Nowadays, everyone who holds a smart phone and knows how to take a picture with it is a photographer. As the days pass, and as the clock ticks, in every minute and every moment, there are memories that need to be kept, moments to be saved, actions to be captured forever. There is a beauty in photographs. Being able to save a moment is something we all need in our life. Just imagine not laughing at your embarrassing photos of you when you were young!
I don’t blame anyone for loving photography, but when it comes to us Gazans, we look at this from a different perspective. Here, people click the button to capture a moment that they never want to forget, whether it is a happy one, a comic one or a sad one. We capture the love in the eyes of newlyweds, we capture their joy. We capture the laughter of children playing on the sand and in the narrow streets of a refugee camp. We capture a selfie when we go out with our friends and family to a beautiful place. We always try to capture happiness in every corner we can reach.
But we also capture the sadness in the eyes of those who have lost their hearts in a sudden bomb. We capture the tears of a martyred mother when she says goodbye to her son. We capture the masses of sad men saying goodbye and walking through a martyr’s funeral. We capture the frights that we face when we are forced to flee from our homes in war. We capture the crimes that are done to us.
We don’t only take a picture of a dear one. We photograph the beauty of any place we like in Gaza, and there are many to count. If you asked anyone, where is your favorite place in Gaza? the answer would surely be the sea. The sea in all its beauty—from the sky to the chair on the sand, from the white waves to the yellow beach, from the golden sun to the purple one, from the blues of the sea to the green seaweed. Real sea lovers can hear the sound of the waves crashing simply by looking at a good picture of the sea. All of this paragraph describes a picture of the sea, yet I cannot begin to give the breathtaking scene its due. I can’t have enough pictures of the sea. I can’t even take it with multiple angles to make you see what I see of our beautiful sea.
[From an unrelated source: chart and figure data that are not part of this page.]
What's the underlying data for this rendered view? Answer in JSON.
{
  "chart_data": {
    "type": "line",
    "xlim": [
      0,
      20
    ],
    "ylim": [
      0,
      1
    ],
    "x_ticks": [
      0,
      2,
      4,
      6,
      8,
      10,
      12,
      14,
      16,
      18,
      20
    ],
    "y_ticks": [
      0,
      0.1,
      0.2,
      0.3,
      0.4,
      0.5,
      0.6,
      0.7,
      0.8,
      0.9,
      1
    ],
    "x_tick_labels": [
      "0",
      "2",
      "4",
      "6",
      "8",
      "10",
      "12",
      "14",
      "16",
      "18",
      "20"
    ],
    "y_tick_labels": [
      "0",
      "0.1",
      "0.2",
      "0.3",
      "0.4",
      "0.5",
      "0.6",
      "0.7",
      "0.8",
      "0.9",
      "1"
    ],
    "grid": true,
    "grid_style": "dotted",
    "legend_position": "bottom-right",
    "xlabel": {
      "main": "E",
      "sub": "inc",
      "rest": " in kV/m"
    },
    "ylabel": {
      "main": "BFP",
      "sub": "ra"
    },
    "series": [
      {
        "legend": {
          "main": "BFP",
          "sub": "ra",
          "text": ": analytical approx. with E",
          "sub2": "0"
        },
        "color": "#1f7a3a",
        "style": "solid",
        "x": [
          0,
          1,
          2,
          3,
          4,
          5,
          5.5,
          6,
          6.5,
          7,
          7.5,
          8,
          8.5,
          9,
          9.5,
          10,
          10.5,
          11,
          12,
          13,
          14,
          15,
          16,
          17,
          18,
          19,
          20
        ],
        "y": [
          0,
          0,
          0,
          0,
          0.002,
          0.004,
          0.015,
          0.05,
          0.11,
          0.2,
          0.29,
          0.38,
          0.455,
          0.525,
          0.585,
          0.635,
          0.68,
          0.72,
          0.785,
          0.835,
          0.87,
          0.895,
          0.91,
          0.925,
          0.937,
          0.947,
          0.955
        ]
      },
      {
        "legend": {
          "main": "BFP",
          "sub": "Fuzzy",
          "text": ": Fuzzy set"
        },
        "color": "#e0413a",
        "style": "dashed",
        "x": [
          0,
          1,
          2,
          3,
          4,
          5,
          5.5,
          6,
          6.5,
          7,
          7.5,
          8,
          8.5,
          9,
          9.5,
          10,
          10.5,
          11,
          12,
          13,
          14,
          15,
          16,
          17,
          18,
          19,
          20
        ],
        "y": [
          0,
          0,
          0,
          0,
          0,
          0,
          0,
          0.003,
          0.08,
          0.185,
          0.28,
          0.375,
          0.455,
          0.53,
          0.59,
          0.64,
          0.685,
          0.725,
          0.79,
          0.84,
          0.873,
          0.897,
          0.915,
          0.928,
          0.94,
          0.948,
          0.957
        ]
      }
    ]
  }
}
When we click the button of the camera and take a picture of a place here in Gaza–our grandfather’s house, our home, the garden, the university, our favorite street, our favorite restaurant—do it because of the fear of not being able to see this place again. A bomb followed by shaking, then our favorite place is no longer there. Instead we find cement and broken rocks. We capture a picture so that we won’t forget our places, to make them live as long as we can, to help us remember what we had, to preserve our memories and to tell our kids, Once there was a place your uncle and I used to go to every Friday, but now we can’t, because of a stupid bomb. We take a picture to mark what happened, to feel our belonging to a place and to remember the feelings that we felt, so that no matter what happens to us, the story can still be told by a picture.
We capture love, happiness, fear and so many more emotions in only one click. A picture can travel the world. Pictures now are more important than ever—they are the voices and the evidence that we have to make you see what we Gazans went through, go through and will get through.
Pictures aren’t only to show you the broken lens of a photographer who died or lost his eye due to a bullet. Pictures are also meant to show the happiness of people who are trying to live life to its fullest. When you want to see the love in Gaza, just open the Instagram story of any wedding photographer from Gaza, and there are many of them. You would be amazed by their creativity, by the love family and friends have for each other and the love that newlyweds show in their eyes and you would be amazed by the beauty of us. We try to give life all we can, no matter how many times it lets us down.